A fractal suggestive of visual changes associated with migraines.

One of the more common reasons patients come to see me is because they think they have a sinus infection. Often they say they have pain in the sinus below their eye, nasal congestion, and may have drainage. They  tell me that they’ve had it before, and antibiotics help.

Careful questioning often reveals that they are really have a migraine headache. Typically they start as a teenager or young adult, and tend to decrease in frequency and severity in the 40’s to 50’s. They may occur on one or both sides of the head, and are often associated with nausea, sensitivity to light and sound, and sometimes people get blurred vision or see white spots or zigzag lines. Going to sleep helps. Migraines are more frequent in females and tend to run in families. If patients are unaware of a family history of headaches, I tell them to ask their mother, sister or daughter because they may just not have mentioned it.

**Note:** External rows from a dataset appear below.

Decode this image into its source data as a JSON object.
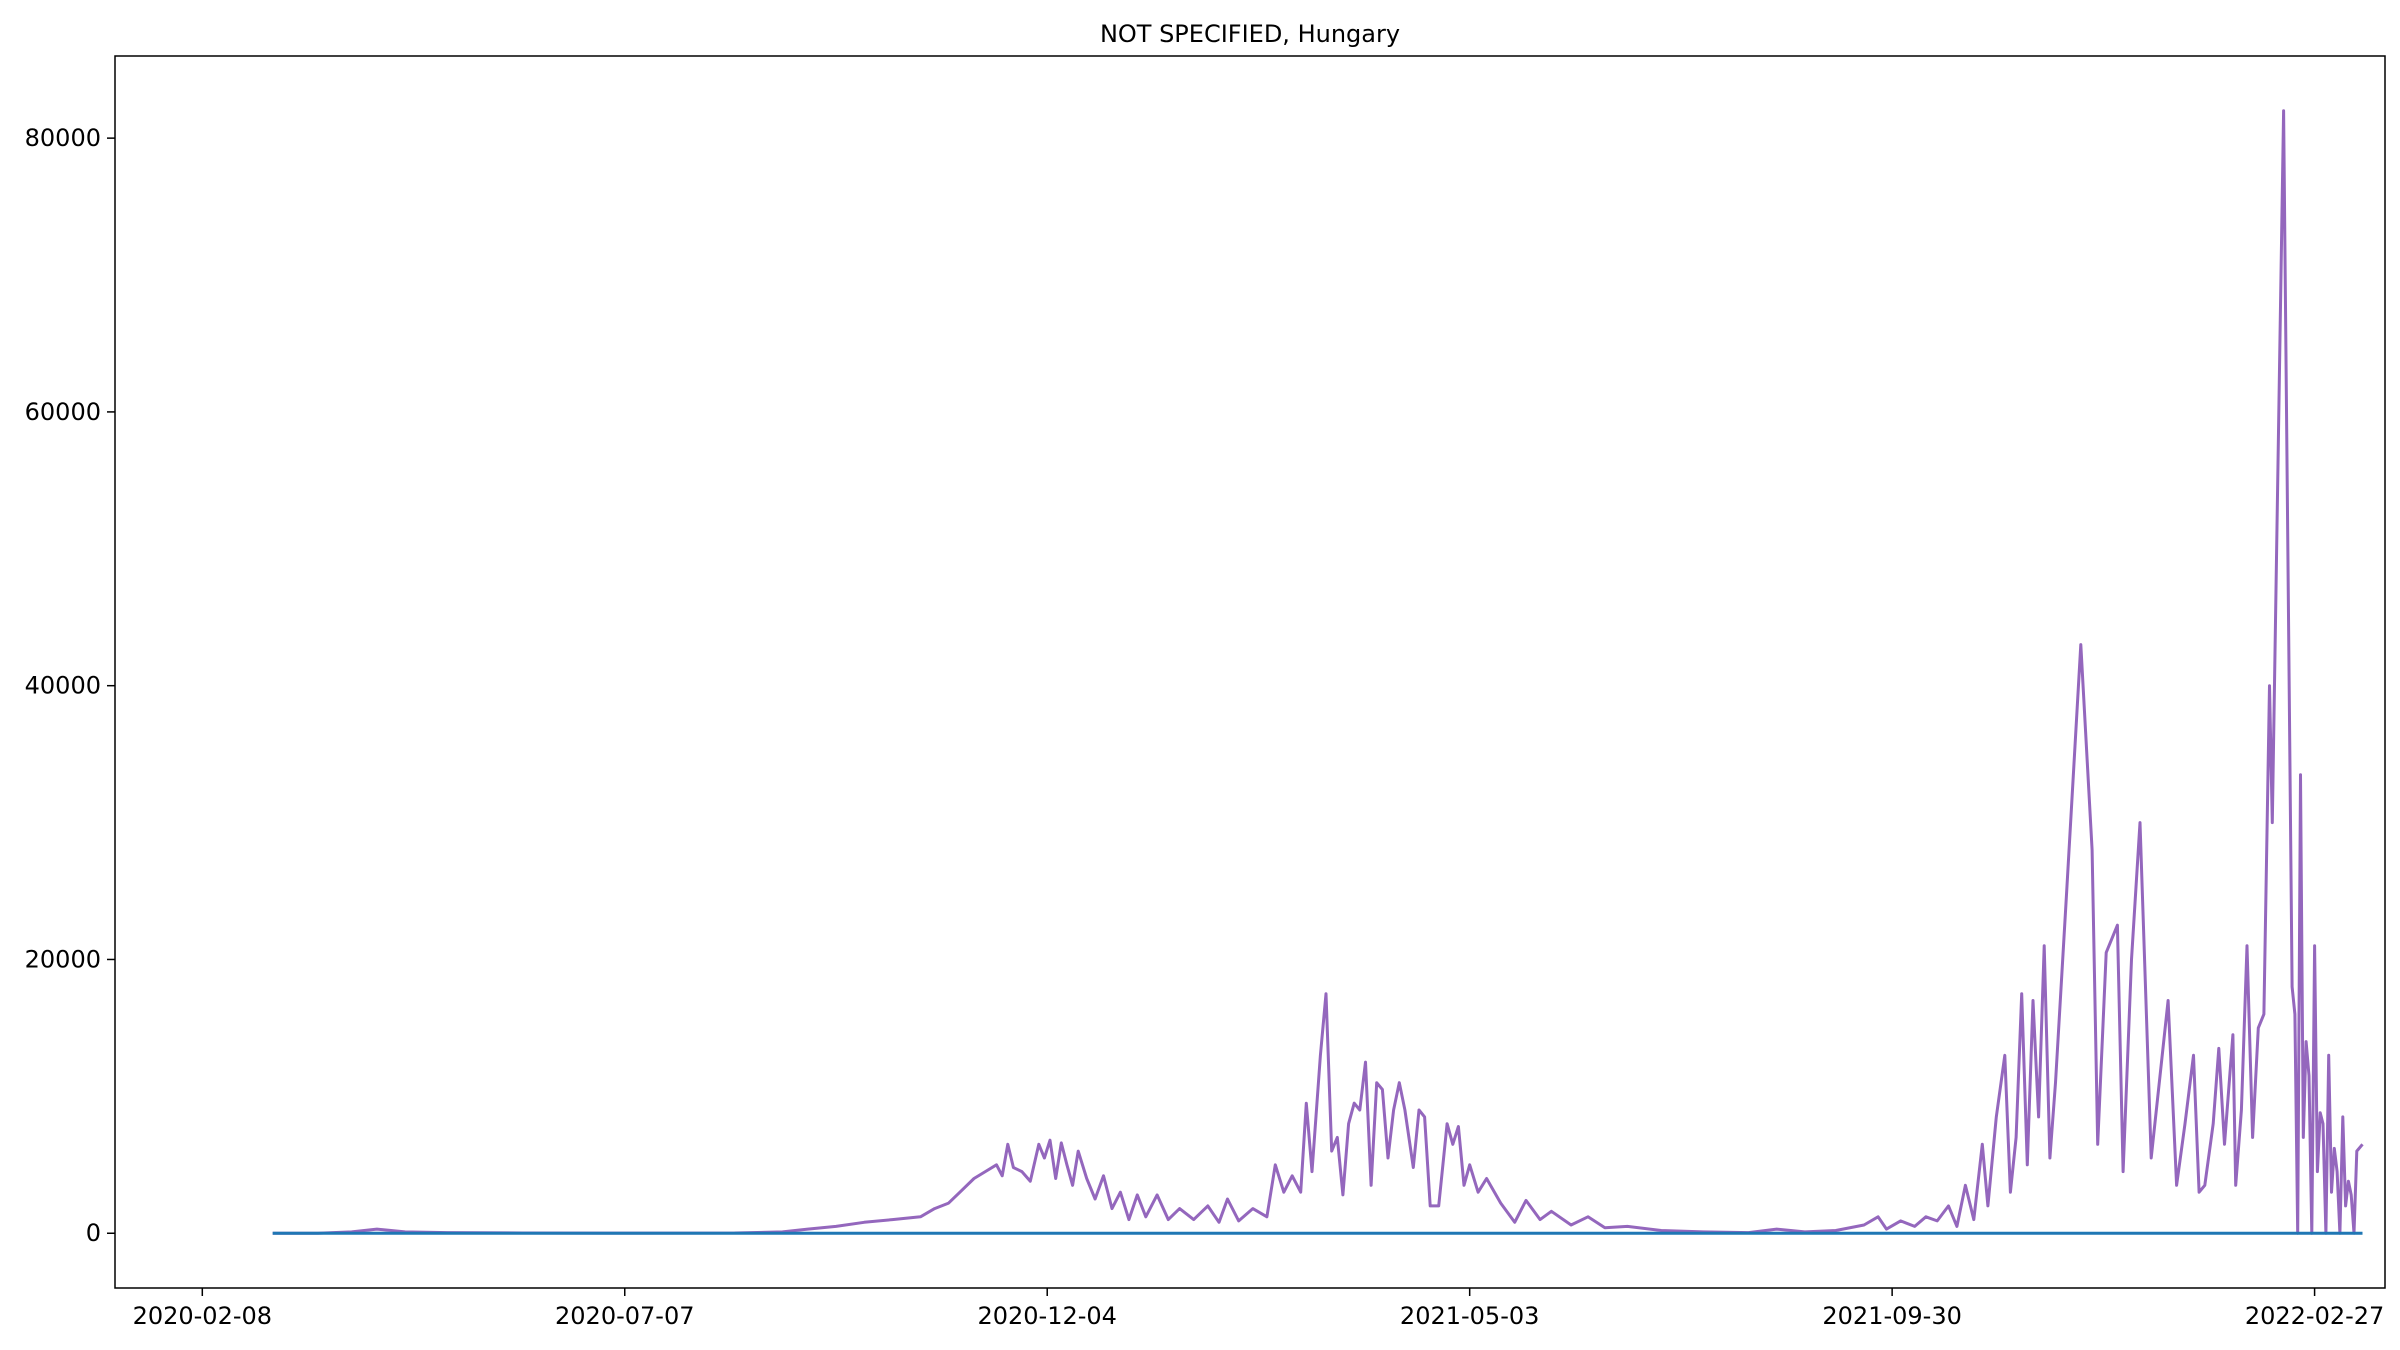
{
  "chart_data": {
    "type": "line",
    "title": "NOT SPECIFIED, Hungary",
    "xlabel": "",
    "ylabel": "",
    "x_ticks": [
      "2020-02-08",
      "2020-07-07",
      "2020-12-04",
      "2021-05-03",
      "2021-09-30",
      "2022-02-27"
    ],
    "y_ticks": [
      0,
      20000,
      40000,
      60000,
      80000
    ],
    "xlim": [
      "2020-01-08",
      "2022-03-24"
    ],
    "ylim": [
      -4000,
      86000
    ],
    "grid": false,
    "legend": "none",
    "series": [
      {
        "color": "#9467bd",
        "points": [
          [
            "2020-03-04",
            0
          ],
          [
            "2020-03-20",
            0
          ],
          [
            "2020-04-01",
            100
          ],
          [
            "2020-04-10",
            300
          ],
          [
            "2020-04-20",
            100
          ],
          [
            "2020-05-05",
            50
          ],
          [
            "2020-06-01",
            20
          ],
          [
            "2020-07-01",
            10
          ],
          [
            "2020-08-15",
            20
          ],
          [
            "2020-09-01",
            100
          ],
          [
            "2020-09-10",
            300
          ],
          [
            "2020-09-20",
            500
          ],
          [
            "2020-09-30",
            800
          ],
          [
            "2020-10-10",
            1000
          ],
          [
            "2020-10-20",
            1200
          ],
          [
            "2020-10-25",
            1800
          ],
          [
            "2020-10-30",
            2200
          ],
          [
            "2020-11-03",
            3000
          ],
          [
            "2020-11-08",
            4000
          ],
          [
            "2020-11-12",
            4500
          ],
          [
            "2020-11-16",
            5000
          ],
          [
            "2020-11-18",
            4200
          ],
          [
            "2020-11-20",
            6500
          ],
          [
            "2020-11-22",
            4800
          ],
          [
            "2020-11-25",
            4500
          ],
          [
            "2020-11-28",
            3800
          ],
          [
            "2020-12-01",
            6500
          ],
          [
            "2020-12-03",
            5500
          ],
          [
            "2020-12-05",
            6800
          ],
          [
            "2020-12-07",
            4000
          ],
          [
            "2020-12-09",
            6600
          ],
          [
            "2020-12-11",
            5000
          ],
          [
            "2020-12-13",
            3500
          ],
          [
            "2020-12-15",
            6000
          ],
          [
            "2020-12-18",
            4000
          ],
          [
            "2020-12-21",
            2500
          ],
          [
            "2020-12-24",
            4200
          ],
          [
            "2020-12-27",
            1800
          ],
          [
            "2020-12-30",
            3000
          ],
          [
            "2021-01-02",
            1000
          ],
          [
            "2021-01-05",
            2800
          ],
          [
            "2021-01-08",
            1200
          ],
          [
            "2021-01-12",
            2800
          ],
          [
            "2021-01-16",
            1000
          ],
          [
            "2021-01-20",
            1800
          ],
          [
            "2021-01-25",
            1000
          ],
          [
            "2021-01-30",
            2000
          ],
          [
            "2021-02-03",
            800
          ],
          [
            "2021-02-06",
            2500
          ],
          [
            "2021-02-10",
            900
          ],
          [
            "2021-02-15",
            1800
          ],
          [
            "2021-02-20",
            1200
          ],
          [
            "2021-02-23",
            5000
          ],
          [
            "2021-02-26",
            3000
          ],
          [
            "2021-03-01",
            4200
          ],
          [
            "2021-03-04",
            3000
          ],
          [
            "2021-03-06",
            9500
          ],
          [
            "2021-03-08",
            4500
          ],
          [
            "2021-03-11",
            13000
          ],
          [
            "2021-03-13",
            17500
          ],
          [
            "2021-03-15",
            6000
          ],
          [
            "2021-03-17",
            7000
          ],
          [
            "2021-03-19",
            2800
          ],
          [
            "2021-03-21",
            8000
          ],
          [
            "2021-03-23",
            9500
          ],
          [
            "2021-03-25",
            9000
          ],
          [
            "2021-03-27",
            12500
          ],
          [
            "2021-03-29",
            3500
          ],
          [
            "2021-03-31",
            11000
          ],
          [
            "2021-04-02",
            10500
          ],
          [
            "2021-04-04",
            5500
          ],
          [
            "2021-04-06",
            9000
          ],
          [
            "2021-04-08",
            11000
          ],
          [
            "2021-04-10",
            9000
          ],
          [
            "2021-04-13",
            4800
          ],
          [
            "2021-04-15",
            9000
          ],
          [
            "2021-04-17",
            8500
          ],
          [
            "2021-04-19",
            2000
          ],
          [
            "2021-04-22",
            2000
          ],
          [
            "2021-04-25",
            8000
          ],
          [
            "2021-04-27",
            6500
          ],
          [
            "2021-04-29",
            7800
          ],
          [
            "2021-05-01",
            3500
          ],
          [
            "2021-05-03",
            5000
          ],
          [
            "2021-05-06",
            3000
          ],
          [
            "2021-05-09",
            4000
          ],
          [
            "2021-05-14",
            2200
          ],
          [
            "2021-05-19",
            800
          ],
          [
            "2021-05-23",
            2400
          ],
          [
            "2021-05-28",
            1000
          ],
          [
            "2021-06-01",
            1600
          ],
          [
            "2021-06-08",
            600
          ],
          [
            "2021-06-14",
            1200
          ],
          [
            "2021-06-20",
            400
          ],
          [
            "2021-06-28",
            500
          ],
          [
            "2021-07-10",
            200
          ],
          [
            "2021-07-25",
            100
          ],
          [
            "2021-08-10",
            50
          ],
          [
            "2021-08-20",
            300
          ],
          [
            "2021-08-30",
            100
          ],
          [
            "2021-09-10",
            200
          ],
          [
            "2021-09-20",
            600
          ],
          [
            "2021-09-25",
            1200
          ],
          [
            "2021-09-28",
            300
          ],
          [
            "2021-10-03",
            900
          ],
          [
            "2021-10-08",
            500
          ],
          [
            "2021-10-12",
            1200
          ],
          [
            "2021-10-16",
            900
          ],
          [
            "2021-10-20",
            2000
          ],
          [
            "2021-10-23",
            500
          ],
          [
            "2021-10-26",
            3500
          ],
          [
            "2021-10-29",
            1000
          ],
          [
            "2021-11-01",
            6500
          ],
          [
            "2021-11-03",
            2000
          ],
          [
            "2021-11-06",
            8500
          ],
          [
            "2021-11-09",
            13000
          ],
          [
            "2021-11-11",
            3000
          ],
          [
            "2021-11-13",
            7000
          ],
          [
            "2021-11-15",
            17500
          ],
          [
            "2021-11-17",
            5000
          ],
          [
            "2021-11-19",
            17000
          ],
          [
            "2021-11-21",
            8500
          ],
          [
            "2021-11-23",
            21000
          ],
          [
            "2021-11-25",
            5500
          ],
          [
            "2021-11-27",
            11000
          ],
          [
            "2021-12-01",
            25000
          ],
          [
            "2021-12-06",
            43000
          ],
          [
            "2021-12-10",
            28000
          ],
          [
            "2021-12-12",
            6500
          ],
          [
            "2021-12-15",
            20500
          ],
          [
            "2021-12-19",
            22500
          ],
          [
            "2021-12-21",
            4500
          ],
          [
            "2021-12-24",
            20000
          ],
          [
            "2021-12-27",
            30000
          ],
          [
            "2021-12-31",
            5500
          ],
          [
            "2022-01-06",
            17000
          ],
          [
            "2022-01-09",
            3500
          ],
          [
            "2022-01-12",
            8000
          ],
          [
            "2022-01-15",
            13000
          ],
          [
            "2022-01-17",
            3000
          ],
          [
            "2022-01-19",
            3500
          ],
          [
            "2022-01-22",
            8000
          ],
          [
            "2022-01-24",
            13500
          ],
          [
            "2022-01-26",
            6500
          ],
          [
            "2022-01-29",
            14500
          ],
          [
            "2022-01-30",
            3500
          ],
          [
            "2022-02-01",
            9000
          ],
          [
            "2022-02-03",
            21000
          ],
          [
            "2022-02-05",
            7000
          ],
          [
            "2022-02-07",
            15000
          ],
          [
            "2022-02-09",
            16000
          ],
          [
            "2022-02-11",
            40000
          ],
          [
            "2022-02-12",
            30000
          ],
          [
            "2022-02-16",
            82000
          ],
          [
            "2022-02-19",
            18000
          ],
          [
            "2022-02-20",
            16000
          ],
          [
            "2022-02-21",
            0
          ],
          [
            "2022-02-22",
            33500
          ],
          [
            "2022-02-23",
            7000
          ],
          [
            "2022-02-24",
            14000
          ],
          [
            "2022-02-25",
            11500
          ],
          [
            "2022-02-26",
            0
          ],
          [
            "2022-02-27",
            21000
          ],
          [
            "2022-02-28",
            4500
          ],
          [
            "2022-03-01",
            8800
          ],
          [
            "2022-03-02",
            8000
          ],
          [
            "2022-03-03",
            0
          ],
          [
            "2022-03-04",
            13000
          ],
          [
            "2022-03-05",
            3000
          ],
          [
            "2022-03-06",
            6200
          ],
          [
            "2022-03-07",
            4500
          ],
          [
            "2022-03-08",
            0
          ],
          [
            "2022-03-09",
            8500
          ],
          [
            "2022-03-10",
            2000
          ],
          [
            "2022-03-11",
            3800
          ],
          [
            "2022-03-12",
            2800
          ],
          [
            "2022-03-13",
            0
          ],
          [
            "2022-03-14",
            6000
          ],
          [
            "2022-03-16",
            6500
          ]
        ]
      },
      {
        "color": "#1f77b4",
        "points": [
          [
            "2020-03-04",
            0
          ],
          [
            "2022-03-16",
            0
          ]
        ]
      }
    ]
  }
}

Patients think antibiotics help because their headaches get better a few days after they start the medicine. But migraines generally only last 4 hours to 3 days if you don’t take anything. So the antibiotics get the credit, when none is due.

Sometimes the pain from a migraine goes into the neck, or it’s only felt there, and patients think they have a neck problem. They may go to a chiropractor or massage therapist before they see me.

Migraines are also confused for sinusitis because nerves from the brain that are activated with migraines can stimulate the nose to cause congestion. ‘Sinus Headaches’ was invented by Madison Avenue (or at least some advertising agency) to sell pills. Outside the United States, you won’t find such pills being advertized or sold. Some people truly have headaches from sinus infections, but many headaches thought to be sinusitis, are really migraines.

There are lots of ways to treat migraines, which I won’t discuss in this article, but first you have to get the diagnosis right.

If you have headaches or neck pain, be careful about telling your doctor that you think you have a sinus infection or neck arthritis. You may just convince them you’re right, when maybe you’re having a migraine.

Fine Tuning

A typical internal medicine patient has multiple medical problems, such as diabetes, hypertension and high cholesterol. Each visit I try and see if there is something to tweak. Perhaps the blood pressure is a little high or the cholesterol is not at goal. Maybe I can switch a medication to a similar one that recently went generic, or use a combination pill to simplify their regimen. I might correct the vitamin D deficiency I usually find, have them change their aspirin to an enteric coated one to lessen the risk of an ulcer, or try and persuade them to get a vaccination to prevent shingles. Most of us have room to improve when it comes to diet and exercise.

With each visit the patient is a little older, and on average, a little sicker. I hope my fine tuning, and occasional overhaul, will keep them going longer and healthier. In the rare visit where the patient has no complaint and I can’t find something to do, I feel like I’m forgetting something. The visit takes longer than it should as I struggle to come up with something other than telling them keep up the good work. That’s usually appreciated by patients, though.